California Dreaming Adds a Feeling of Deja Vu at NCAA Tournament
3/16/2017 11:56:00 AM | Men's Basketball
SACRAMENTO, Calif. – Eric Haut's first trip to an NCAA Men's Basketball Tournament was all the way back in 2001 when he was a freshman on the Kent State Men team that notched the program's first March Madness victory. Sixteen years later, the Golden Flashes associate head coach experienced a feeling of deja vu as the team plane touched down at Sacramento International Airport just before 2 p.m. on Wednesday.
"It was really neat, because this is a very similar trip to our trip in 2001," said Haut. "That year, we went to California, too. We were the No. 4-seed vs. the No. 13-seed game, just like we are this week. We played Indiana, which is a storied program. We'll play UCLA on Friday, which is also one of college basketball's storied program with all kinds of tradition. And Cincinnati was waiting for us in the second round that year. Well, we have Cincinnati in the same pod with us right now, and if we can win on Friday we could see Cincinnati again on Sunday."
The Flashes take on UCLA at the Golden 1 Center in downtown Sacramento on Friday night, 30 minutes after No. 6 Cincinnati battles No. 11 Kansas State as part of the tournament's South Regional.

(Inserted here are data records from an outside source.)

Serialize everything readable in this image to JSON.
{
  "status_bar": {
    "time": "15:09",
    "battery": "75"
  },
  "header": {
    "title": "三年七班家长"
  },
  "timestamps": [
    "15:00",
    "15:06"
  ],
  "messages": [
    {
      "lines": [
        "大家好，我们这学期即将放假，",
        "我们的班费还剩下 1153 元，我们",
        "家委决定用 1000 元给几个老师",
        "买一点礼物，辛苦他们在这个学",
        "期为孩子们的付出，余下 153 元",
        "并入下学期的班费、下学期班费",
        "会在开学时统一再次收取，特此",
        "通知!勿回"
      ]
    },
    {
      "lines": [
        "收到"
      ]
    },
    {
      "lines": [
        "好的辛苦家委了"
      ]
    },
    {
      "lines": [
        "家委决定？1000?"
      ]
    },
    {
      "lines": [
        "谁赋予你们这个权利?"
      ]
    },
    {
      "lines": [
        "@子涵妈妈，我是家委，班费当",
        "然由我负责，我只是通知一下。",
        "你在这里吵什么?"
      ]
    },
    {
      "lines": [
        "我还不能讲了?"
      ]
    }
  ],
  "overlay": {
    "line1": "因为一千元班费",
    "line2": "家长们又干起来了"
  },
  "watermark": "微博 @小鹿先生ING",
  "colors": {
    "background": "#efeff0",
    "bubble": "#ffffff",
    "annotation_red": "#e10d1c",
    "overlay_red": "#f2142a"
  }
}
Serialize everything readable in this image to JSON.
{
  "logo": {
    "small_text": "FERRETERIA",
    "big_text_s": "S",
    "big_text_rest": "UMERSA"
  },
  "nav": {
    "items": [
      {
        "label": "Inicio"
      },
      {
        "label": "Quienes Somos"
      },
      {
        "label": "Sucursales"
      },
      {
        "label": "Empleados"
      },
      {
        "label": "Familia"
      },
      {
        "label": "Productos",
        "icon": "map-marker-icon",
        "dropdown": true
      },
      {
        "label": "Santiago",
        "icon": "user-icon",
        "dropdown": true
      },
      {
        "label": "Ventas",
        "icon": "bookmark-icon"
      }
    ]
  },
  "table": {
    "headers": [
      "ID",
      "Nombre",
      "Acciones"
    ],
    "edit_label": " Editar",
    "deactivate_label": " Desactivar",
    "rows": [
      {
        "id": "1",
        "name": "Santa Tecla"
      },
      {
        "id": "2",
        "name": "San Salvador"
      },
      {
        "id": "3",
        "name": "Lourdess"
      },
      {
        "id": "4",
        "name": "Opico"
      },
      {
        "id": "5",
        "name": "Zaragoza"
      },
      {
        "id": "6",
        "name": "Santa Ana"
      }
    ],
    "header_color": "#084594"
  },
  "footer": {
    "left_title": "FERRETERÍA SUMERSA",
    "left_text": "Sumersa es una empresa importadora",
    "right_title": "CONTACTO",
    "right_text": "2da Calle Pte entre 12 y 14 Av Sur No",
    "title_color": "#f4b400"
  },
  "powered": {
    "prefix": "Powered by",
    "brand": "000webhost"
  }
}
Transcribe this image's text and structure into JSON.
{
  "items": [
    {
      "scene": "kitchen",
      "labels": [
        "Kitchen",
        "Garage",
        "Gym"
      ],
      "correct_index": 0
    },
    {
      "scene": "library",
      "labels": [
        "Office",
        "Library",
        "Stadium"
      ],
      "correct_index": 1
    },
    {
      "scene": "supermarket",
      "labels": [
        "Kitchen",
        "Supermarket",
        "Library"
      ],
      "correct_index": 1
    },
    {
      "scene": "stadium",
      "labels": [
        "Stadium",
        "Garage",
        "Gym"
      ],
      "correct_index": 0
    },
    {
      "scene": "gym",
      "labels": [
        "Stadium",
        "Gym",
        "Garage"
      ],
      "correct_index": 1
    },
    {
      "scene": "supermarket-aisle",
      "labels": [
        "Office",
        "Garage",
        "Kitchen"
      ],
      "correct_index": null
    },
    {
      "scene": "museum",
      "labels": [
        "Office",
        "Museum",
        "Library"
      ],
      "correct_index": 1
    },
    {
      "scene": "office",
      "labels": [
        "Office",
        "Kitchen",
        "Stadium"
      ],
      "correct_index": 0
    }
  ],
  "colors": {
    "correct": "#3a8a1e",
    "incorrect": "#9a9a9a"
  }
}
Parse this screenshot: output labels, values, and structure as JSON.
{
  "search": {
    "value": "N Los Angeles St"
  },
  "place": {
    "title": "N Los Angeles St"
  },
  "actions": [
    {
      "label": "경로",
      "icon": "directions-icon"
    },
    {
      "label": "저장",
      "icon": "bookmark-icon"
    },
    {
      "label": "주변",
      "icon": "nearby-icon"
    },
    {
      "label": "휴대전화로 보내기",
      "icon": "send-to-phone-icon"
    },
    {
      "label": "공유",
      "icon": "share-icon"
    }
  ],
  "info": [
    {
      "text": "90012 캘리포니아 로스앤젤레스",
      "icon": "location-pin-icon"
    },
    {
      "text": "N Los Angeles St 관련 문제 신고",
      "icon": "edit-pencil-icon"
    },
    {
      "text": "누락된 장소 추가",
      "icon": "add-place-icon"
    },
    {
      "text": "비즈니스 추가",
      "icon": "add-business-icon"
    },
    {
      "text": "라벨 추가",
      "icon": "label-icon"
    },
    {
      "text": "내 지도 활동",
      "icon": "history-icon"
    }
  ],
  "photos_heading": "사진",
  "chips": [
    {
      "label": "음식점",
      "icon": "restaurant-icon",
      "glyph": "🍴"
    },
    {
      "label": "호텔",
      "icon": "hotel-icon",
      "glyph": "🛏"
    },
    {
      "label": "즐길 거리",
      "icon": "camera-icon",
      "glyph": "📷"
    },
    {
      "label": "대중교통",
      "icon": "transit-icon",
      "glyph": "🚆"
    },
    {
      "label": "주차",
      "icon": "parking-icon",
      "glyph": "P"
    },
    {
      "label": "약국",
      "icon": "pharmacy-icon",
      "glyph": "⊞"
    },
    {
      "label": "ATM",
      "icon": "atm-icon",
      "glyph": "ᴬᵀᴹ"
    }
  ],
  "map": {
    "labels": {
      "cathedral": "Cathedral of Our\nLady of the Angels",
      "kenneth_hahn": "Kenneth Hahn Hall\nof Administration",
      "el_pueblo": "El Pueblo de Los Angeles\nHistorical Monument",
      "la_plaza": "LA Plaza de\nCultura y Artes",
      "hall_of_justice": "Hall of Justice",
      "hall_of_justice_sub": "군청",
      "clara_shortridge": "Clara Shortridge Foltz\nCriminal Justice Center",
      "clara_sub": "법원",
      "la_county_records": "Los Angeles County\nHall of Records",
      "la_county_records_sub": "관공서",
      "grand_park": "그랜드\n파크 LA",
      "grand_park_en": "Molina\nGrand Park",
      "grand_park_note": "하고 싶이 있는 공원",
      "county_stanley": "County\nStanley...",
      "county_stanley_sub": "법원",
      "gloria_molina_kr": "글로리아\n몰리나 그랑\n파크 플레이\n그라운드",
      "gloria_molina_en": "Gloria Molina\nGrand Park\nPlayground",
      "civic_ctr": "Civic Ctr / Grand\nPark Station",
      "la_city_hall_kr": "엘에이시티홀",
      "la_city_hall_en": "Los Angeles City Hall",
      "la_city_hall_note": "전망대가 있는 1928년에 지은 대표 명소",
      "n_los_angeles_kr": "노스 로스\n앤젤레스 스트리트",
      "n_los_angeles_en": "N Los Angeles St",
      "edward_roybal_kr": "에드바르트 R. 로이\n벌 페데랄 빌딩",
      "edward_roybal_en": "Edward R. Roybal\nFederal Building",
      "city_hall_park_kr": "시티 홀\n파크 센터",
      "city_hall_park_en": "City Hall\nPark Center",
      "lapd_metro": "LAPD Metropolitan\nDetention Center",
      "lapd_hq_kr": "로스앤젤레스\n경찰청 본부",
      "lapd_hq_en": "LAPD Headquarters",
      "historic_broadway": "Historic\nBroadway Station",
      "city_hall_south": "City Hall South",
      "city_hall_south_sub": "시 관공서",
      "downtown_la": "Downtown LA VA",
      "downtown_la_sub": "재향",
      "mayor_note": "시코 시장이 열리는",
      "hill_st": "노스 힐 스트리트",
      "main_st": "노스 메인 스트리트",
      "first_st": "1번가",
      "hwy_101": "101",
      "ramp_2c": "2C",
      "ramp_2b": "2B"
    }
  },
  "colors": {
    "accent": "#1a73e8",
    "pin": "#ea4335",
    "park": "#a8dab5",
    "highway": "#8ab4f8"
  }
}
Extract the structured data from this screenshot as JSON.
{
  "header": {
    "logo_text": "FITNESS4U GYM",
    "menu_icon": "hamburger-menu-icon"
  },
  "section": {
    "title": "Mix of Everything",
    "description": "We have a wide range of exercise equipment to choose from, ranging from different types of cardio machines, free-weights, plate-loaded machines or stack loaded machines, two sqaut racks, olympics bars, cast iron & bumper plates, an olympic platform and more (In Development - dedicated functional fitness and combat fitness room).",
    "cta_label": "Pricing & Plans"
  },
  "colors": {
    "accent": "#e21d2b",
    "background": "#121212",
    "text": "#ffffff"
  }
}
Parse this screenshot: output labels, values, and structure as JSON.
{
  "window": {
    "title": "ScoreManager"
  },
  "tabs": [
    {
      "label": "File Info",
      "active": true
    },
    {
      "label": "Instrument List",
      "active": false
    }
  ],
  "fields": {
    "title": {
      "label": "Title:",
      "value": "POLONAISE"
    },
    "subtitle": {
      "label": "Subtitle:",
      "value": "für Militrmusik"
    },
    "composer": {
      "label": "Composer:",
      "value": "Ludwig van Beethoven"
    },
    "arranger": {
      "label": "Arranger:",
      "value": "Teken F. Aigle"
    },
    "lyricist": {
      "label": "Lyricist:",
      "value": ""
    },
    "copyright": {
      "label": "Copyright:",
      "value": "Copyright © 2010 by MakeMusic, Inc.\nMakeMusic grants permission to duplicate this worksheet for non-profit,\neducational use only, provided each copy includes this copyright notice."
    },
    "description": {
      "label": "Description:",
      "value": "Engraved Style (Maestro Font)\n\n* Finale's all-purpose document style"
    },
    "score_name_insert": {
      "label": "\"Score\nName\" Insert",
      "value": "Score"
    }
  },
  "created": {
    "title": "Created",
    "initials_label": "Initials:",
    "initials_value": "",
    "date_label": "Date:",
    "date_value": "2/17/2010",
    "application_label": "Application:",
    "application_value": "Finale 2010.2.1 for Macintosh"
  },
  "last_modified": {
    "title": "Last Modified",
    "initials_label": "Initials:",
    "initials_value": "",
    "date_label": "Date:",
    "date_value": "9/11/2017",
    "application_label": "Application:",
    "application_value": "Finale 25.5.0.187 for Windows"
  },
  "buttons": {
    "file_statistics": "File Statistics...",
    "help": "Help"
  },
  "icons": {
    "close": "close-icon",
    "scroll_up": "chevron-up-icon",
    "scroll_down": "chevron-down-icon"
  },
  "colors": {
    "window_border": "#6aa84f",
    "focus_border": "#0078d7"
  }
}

Haut still remembers that wide-eyed feeling he dealt with during his first NCAA Tournament experience.Â
"It's unavoidable. You are going to feel that way," he said. "There's that energy about getting on a plane. It's a charter flight. You get to go somewhere you've never been before. That all kind of builds the excitement to get ready to play. I think our guys are dealing with that right now."
For Haut and the rest of head coach Rob Senderoff's staff, the trick until gameday is to convince the players that this is all business as usual.
"You try to do that, but this is obviously different," said Haut. "When we go on a road trip, normally there are 25 people on the bus. Today, there are 160 people with us. But in terms of our preparation and what we do in practice, studying personnel and film, it will all be the same."
Director of basketball operations Mike McKee played on the last Kent State team to appear in an NCAA Tournament game back in 2008. Like Haut, he has been trying to prepare this new generation of Golden Flashes for what lies ahead ever since the team secured its NCAA Tournament berth with a win over Akron in Saturday's Mid-American Conference championship game in Cleveland.Â
"Our first-round game in 2008 didn't go very well," McKee remembered. "We got off to a little bit of a slow start against UNLV that year, to say the least. But the overall experience was awesome with the charter plane from Akron-Canton to our tournament site in Omaha, Nebraska. Then you get on the bus and have a police escort. The whole experience for the players is just very cool.
"I've been trying to give our guys small bits of advice. If you check the box score of that game against UNLV, I didn't play many minutes, but I can still tell our players what they can expect, what they have to look forward to, how it's all going to work leading up to the game. They are going to be busy, but they are going to have fun. And on Friday night at 6:57 local time, when the ball goes in the air, they just have to play their hearts out."
As of Thursday morning, the Golden Flashes players have been handling the experience with tremendous poise. Their first practice in California, held Wednesday night at Capital Christian High School, was all business.
"In 2001, it didn't hit me that we were actually at the NCAA Tournament until we walked into Cox Arena in San Diego and saw how many people were there," Haut remembered. "It's like that for everyone, but then eventually everyone calms down. In that game, we were down early, but we came back and made plays. You really don't even notice what you are doing in the game. You don't realize all the excitement going on in the arena. We didn't realize it even after we beat Indiana. We just kind of went back to the hotel, went to bed, and then the coaches had a gameplan ready for us the next morning for who we were going to play next.
"For our guys, I think it's going to hit them that they are here on Thursday night when we go to the arena for the open practice and there is all of the media stuff, the press conference. That's when they'll get it."